José Afonso acrescenta ainda em Cantigas do Maio uma outra inovação: a inclusão de influências árabes, africanas e brasileiras à sua música. José Cordeiro, numa análise escrita em 1972 na revista Mundo da Canção, que Eduardo M. Raposo transcreve no seu livro Amor e Vinho – da Poesia Luso-Árabe à Nova Música Portuguesa, faz notar o seguinte: o Cantigas do Maio «introduz novos instrumentos, como a darbuka, o bongo berbere, as tumbas, o adufe, o tamborim brasileiro, a guimbarda e os apitos de fole, além de efeitos especiais, como os passos no areal. Tudo isto, para além dos instrumentos habitualmente utilizados, como a guitarra, a guitarra baixo, o trompete, a flauta, o piano, o órgão e o acordeão compõem um conjunto que resulta instrumentalmente perfeito e ajustado às intenções dos poemas».
Aproveitando a deixa desta citação, refira-se ainda outro elemento crucial no Cantigas do Maio – os poemas.

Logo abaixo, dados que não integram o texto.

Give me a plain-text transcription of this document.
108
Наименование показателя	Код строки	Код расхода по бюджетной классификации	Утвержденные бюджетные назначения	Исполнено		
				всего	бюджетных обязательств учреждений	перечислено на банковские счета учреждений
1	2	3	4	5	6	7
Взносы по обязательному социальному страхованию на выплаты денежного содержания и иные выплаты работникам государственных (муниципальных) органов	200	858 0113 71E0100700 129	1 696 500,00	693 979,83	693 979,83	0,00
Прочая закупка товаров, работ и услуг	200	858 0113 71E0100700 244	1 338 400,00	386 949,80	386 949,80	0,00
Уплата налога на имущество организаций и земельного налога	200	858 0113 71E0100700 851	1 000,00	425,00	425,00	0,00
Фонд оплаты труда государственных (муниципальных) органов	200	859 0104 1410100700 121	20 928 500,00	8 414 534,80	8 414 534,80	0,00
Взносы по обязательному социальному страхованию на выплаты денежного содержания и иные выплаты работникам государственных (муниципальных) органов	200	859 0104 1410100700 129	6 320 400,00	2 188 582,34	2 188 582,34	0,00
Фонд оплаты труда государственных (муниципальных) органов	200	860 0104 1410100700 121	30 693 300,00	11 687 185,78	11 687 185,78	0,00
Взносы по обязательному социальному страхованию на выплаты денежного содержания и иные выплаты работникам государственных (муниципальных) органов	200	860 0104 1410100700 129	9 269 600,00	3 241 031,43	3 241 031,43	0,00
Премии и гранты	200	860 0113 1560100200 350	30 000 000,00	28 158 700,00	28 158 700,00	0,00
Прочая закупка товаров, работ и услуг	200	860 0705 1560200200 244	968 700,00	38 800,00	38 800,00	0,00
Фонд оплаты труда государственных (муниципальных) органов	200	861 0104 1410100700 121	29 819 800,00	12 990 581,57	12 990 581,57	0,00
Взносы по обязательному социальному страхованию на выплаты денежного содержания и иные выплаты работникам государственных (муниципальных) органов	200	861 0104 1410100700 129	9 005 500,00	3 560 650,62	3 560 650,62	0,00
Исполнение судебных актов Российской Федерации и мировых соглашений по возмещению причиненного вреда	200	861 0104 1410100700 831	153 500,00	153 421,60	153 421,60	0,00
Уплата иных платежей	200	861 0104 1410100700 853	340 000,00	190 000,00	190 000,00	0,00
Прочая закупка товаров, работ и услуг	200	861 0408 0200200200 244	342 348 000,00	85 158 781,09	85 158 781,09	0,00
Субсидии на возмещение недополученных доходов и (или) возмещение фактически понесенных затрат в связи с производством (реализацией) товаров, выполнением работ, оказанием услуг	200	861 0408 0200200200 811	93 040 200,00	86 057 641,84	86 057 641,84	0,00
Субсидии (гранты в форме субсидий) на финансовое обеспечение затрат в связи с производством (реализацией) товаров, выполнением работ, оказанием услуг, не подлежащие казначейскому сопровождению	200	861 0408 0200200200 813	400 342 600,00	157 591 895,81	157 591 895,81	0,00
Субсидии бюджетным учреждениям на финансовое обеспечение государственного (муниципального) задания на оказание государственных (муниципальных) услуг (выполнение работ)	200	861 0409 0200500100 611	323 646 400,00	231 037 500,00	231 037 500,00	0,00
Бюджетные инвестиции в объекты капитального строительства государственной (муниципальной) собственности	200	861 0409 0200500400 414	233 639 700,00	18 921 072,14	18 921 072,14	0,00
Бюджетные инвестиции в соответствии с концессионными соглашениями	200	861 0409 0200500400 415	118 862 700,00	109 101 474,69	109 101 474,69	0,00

Tirando a Ronda das Mafarricas (de António Quadros) e Milho Verde (um tradicional), todas as restantes sete canções têm letras de José Afonso.

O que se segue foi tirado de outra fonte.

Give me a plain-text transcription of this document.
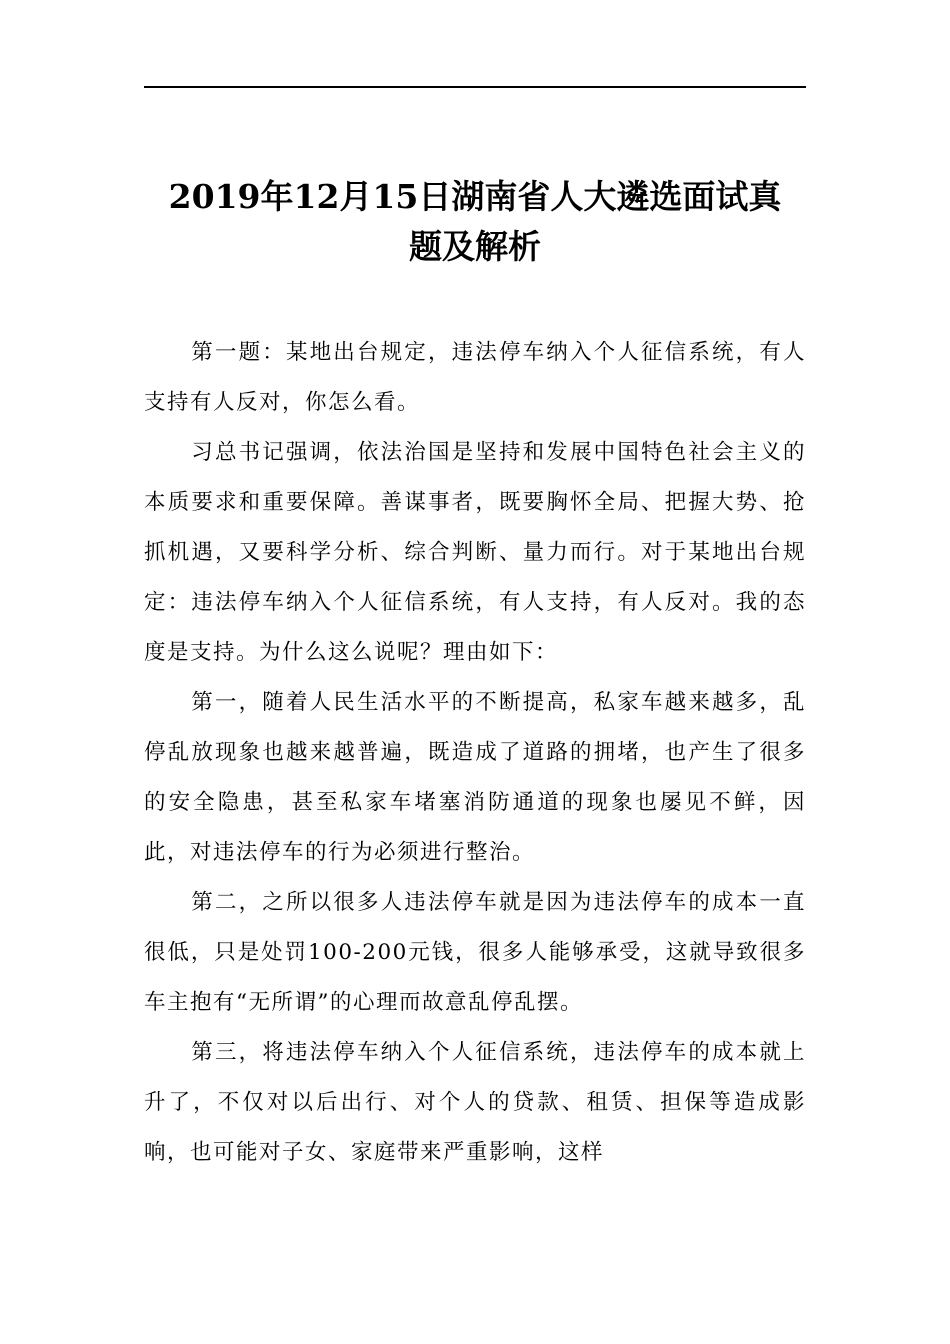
2019年12月15日湖南省人大遴选面试真
题及解析

第一题：某地出台规定，违法停车纳入个人征信系统，有人支持有人反对，你怎么看。

习总书记强调，依法治国是坚持和发展中国特色社会主义的本质要求和重要保障。善谋事者，既要胸怀全局、把握大势、抢抓机遇，又要科学分析、综合判断、量力而行。对于某地出台规定：违法停车纳入个人征信系统，有人支持，有人反对。我的态度是支持。为什么这么说呢？理由如下：

第一，随着人民生活水平的不断提高，私家车越来越多，乱停乱放现象也越来越普遍，既造成了道路的拥堵，也产生了很多的安全隐患，甚至私家车堵塞消防通道的现象也屡见不鲜，因此，对违法停车的行为必须进行整治。

第二，之所以很多人违法停车就是因为违法停车的成本一直很低，只是处罚100-200元钱，很多人能够承受，这就导致很多车主抱有“无所谓”的心理而故意乱停乱摆。

第三，将违法停车纳入个人征信系统，违法停车的成本就上升了，不仅对以后出行、对个人的贷款、租赁、担保等造成影响，也可能对子女、家庭带来严重影响，这样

E que letras! Umas são de tom surrealista (Senhor Arcanjo, que sob este ângulo de visão, se junta a Ronda das Mafarricas), outras «copiam» os modos da poesia popular tradicional (Cantigas do Maio), outras denunciam a violência assassina da ditadura (Cantar Alentejano, sobre o homicídio de Catarina Eufémia), outras sobre a condição camponesa (A Mulher da Erva, para além do já citado Milho Verde), outras de apelo à luta (Maio Maduro Maio e Coro da Primavera) e outras sobre a narração de uma sociedade solidária (Grândola, Vila Morena).

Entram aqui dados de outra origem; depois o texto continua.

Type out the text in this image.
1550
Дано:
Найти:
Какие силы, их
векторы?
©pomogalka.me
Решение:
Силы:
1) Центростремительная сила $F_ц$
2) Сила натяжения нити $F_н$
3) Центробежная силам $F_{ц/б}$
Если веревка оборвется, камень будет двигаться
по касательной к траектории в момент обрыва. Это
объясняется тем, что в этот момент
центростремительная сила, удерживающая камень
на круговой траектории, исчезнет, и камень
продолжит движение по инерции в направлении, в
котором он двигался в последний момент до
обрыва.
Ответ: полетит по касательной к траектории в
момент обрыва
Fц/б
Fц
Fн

Sim, depois há Grândola Vila Morena, que em cima de tudo o que já foi dito sobre o álbum Cantigas do Maio junta a carga emocional e política de ter sido a senha escolhida para sinal a transmitir, via rádio, de início das movimentações militares que derrubariam a ditadura – a mobilização popular durante a Revolução dos Cravos teria sido certamente muito diferente se o seu hino não cantasse uma «terra da fraternidade», como anuncia o segundo verso desta canção.
A pequena homenagem que se propõe fazer a este disco específico, nesta Festa do Avante! (que tem a felicidade de se juntar à recente homenagem que a RTP fez à obra de José Afonso, através de um documentário e do espectáculo Cantinho do Zeca) identifica claramente um dos expoentes da criação musical portuguesa.
Não, não foi por acaso que em 1978, sete anos depois do seu lançamento, Cantigas do Maio seria eleito por um júri de 25 críticos, reunidos pelo semanário especializado em música, o jornal Se7e, como Melhor Álbum de Sempre da Música Popular Portuguesa.